Décidée à lire plusieurs lauréats du prix Goncourt pour vous en faire une vidéo, il a fallu me pencher sur L’enfant de sable avant de pouvoir attaquer La nuit sacrée (sa suite), roman primé en 1987. Le mois dernier, je vous parlais de mon émotion concernant La couleur des mots (éd. L’Iconoclaste, 2022) du même auteur. A ce jour, Tahar Ben Jelloun a publié plus de soixante ouvrages.
Hadj Ahmed et son épouse s’apprêtent à accueillir leur huitième enfant. Après sept filles, le père l’a décidé : ce sera un garçon ! Quel que soit le verdict à la naissance, le bébé s’appellera Mohamed Ahmed. Il en va de l’honneur de sa famille. Et comme nul ne peut choisir le sexe de sa progéniture, la mère accouche d’une petite fille, dans le secret de tous.

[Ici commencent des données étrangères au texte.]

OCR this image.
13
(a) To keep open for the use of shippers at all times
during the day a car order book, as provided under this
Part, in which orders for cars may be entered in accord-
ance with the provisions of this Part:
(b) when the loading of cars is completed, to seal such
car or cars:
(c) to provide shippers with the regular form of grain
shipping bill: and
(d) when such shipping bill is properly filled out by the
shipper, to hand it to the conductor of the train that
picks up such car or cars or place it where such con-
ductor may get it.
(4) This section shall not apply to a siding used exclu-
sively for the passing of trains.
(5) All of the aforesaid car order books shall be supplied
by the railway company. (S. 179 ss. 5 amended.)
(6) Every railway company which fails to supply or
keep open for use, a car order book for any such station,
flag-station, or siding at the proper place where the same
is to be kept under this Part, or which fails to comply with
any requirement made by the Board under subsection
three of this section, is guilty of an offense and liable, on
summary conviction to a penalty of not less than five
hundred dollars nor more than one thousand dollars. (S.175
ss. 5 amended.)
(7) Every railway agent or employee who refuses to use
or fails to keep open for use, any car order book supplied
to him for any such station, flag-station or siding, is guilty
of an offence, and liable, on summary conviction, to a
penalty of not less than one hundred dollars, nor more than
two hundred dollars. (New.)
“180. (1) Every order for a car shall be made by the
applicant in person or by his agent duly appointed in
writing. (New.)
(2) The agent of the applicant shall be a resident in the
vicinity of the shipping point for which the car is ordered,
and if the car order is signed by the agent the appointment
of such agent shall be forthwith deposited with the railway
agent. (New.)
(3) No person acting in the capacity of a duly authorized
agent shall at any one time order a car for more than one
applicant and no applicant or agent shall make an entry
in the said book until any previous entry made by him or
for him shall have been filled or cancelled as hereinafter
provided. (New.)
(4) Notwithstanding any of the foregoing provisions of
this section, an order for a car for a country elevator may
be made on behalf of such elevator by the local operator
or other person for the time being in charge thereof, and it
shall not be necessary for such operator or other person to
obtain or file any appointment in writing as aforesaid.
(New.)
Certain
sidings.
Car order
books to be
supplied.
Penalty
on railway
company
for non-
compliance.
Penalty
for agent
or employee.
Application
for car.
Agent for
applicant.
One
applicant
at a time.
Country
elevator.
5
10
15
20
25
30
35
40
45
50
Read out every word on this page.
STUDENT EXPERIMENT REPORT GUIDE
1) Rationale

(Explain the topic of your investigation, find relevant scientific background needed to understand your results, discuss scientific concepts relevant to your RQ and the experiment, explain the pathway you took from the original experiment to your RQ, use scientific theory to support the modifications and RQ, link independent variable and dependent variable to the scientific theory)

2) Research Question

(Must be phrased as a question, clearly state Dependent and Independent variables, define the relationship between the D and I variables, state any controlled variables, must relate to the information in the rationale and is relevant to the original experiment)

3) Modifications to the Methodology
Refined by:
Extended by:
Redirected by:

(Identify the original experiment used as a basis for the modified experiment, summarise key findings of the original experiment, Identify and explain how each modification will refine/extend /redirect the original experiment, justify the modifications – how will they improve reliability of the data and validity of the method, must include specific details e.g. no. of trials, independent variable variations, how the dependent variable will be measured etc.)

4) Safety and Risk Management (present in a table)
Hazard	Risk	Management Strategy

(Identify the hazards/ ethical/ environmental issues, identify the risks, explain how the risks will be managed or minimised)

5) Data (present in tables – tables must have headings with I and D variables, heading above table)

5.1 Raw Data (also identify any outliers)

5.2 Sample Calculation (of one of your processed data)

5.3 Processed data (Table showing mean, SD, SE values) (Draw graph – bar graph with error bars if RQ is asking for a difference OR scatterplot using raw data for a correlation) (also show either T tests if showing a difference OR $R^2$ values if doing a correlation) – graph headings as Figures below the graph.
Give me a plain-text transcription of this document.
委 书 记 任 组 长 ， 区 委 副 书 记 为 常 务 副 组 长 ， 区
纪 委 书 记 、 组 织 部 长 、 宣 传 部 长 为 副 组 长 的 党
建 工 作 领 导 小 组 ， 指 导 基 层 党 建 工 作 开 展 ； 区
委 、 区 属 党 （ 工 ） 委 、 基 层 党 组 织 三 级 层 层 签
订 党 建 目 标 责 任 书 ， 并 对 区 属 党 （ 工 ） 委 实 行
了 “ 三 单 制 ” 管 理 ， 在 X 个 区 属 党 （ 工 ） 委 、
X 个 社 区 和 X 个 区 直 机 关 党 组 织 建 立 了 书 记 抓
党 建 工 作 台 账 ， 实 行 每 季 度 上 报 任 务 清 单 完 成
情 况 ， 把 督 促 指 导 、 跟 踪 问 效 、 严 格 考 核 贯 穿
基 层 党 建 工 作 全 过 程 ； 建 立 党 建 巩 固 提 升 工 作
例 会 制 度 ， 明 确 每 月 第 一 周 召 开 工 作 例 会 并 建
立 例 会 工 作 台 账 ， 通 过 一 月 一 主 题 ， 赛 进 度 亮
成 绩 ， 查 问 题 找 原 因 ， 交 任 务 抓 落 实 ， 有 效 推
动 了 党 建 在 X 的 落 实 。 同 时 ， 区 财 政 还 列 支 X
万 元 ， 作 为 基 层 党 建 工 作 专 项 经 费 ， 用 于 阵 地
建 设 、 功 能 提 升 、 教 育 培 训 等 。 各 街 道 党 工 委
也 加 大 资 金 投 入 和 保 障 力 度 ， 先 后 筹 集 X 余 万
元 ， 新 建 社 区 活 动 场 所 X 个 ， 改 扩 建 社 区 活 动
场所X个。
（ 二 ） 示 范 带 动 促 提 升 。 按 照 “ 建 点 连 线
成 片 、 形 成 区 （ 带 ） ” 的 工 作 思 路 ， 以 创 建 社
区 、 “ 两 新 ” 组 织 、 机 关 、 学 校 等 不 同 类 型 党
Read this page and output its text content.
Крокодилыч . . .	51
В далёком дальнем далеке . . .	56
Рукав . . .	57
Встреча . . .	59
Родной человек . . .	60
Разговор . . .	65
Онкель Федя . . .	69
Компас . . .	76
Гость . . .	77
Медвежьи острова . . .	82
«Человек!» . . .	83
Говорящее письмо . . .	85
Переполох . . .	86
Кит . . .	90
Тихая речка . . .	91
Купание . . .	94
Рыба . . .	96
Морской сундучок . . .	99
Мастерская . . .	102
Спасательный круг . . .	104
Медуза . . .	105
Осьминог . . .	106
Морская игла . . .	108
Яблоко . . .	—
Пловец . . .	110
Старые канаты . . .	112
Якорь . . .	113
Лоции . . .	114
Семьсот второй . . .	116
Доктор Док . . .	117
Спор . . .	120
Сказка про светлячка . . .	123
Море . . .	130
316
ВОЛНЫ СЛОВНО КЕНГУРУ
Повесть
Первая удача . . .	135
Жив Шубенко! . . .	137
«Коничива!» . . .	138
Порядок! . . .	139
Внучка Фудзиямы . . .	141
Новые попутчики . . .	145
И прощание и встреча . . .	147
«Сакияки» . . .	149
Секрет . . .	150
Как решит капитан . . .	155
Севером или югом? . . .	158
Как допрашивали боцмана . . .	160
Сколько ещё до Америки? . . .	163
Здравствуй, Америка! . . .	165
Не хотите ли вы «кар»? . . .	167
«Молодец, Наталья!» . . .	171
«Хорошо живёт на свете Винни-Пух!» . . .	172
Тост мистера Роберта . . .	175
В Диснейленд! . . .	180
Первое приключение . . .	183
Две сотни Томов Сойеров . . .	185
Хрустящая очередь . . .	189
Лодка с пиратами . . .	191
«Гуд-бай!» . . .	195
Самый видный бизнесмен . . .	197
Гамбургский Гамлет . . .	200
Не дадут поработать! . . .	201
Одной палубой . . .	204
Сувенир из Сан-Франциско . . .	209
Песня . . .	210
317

Quelques jours plus tard, lors de la cérémonie de baptême, Mohamed Ahmed est célébré et le peuple salue ce fils…
Porté par différents narrateurs, l’histoire d’Ahmed démarre place Jemaa el Fna à Marrakech. Un homme raconte à l’assemblée présente la destinée de cette petite fille élevée comme un garçon. Chaque jour, désireux de connaître la fin du conte, les passants reviennent sur la célèbre place.
« Il y avait d’abord ce visage allongé par quelques rides verticales, telles des cicatrices creusées par de lointaines insomnies, un visage mal rasé, travaillé par le temps. La vie – quelle vie ? une étrange apparence faite d’oubli – avait dû le malmener, le contrarier ou même l’offusquer. On pouvait y lire ou deviner une profonde blessure qu’un geste maladroit de la main ou un regard appuyé, un œil scrutateur ou malintentionné suffisaient à rouvrir. »
D’une écriture ciselée, Tahar Ben Jelloun déploie le récit saisissant de ce jeune homme. Élevé dans le mensonge et éloigné de ses sœurs, Ahmed assume d’abord pleinement son rôle de mâle, jusqu’à vouloir se marier avec une femme du village. Plus tard, le corps se rappelle à lui. Ahmed apprivoise sa féminité, sans oser renaître totalement.
A travers ce roman, l’auteur interroge sur la place des femmes et son droit de parole au Maroc et dans le Monde. Il questionne aussi sur l’identité et la quête de soi. Quel poids pèse encore le patriarcat de nos jours ? Qu’est-ce qui nous définit vraiment ? L’éducation, la religion, la sexualité, le regard des autres ? Peut-on lutter contre l’essence du corps ? L’écrivain traite un sujet intergénérationnel et toujours d’actualité.
Convaincue par la force vive au début du texte, j’ai déchanté sur la deuxième partie du livre, perdue par les multiples conteurs. Le fil conducteur se disloque et l’attrait de la fable avec. Mais si j’ai abandonné la lecture de L’enfant de sable dans les trente dernières pages, je lirai avec curiosité La nuit sacrée.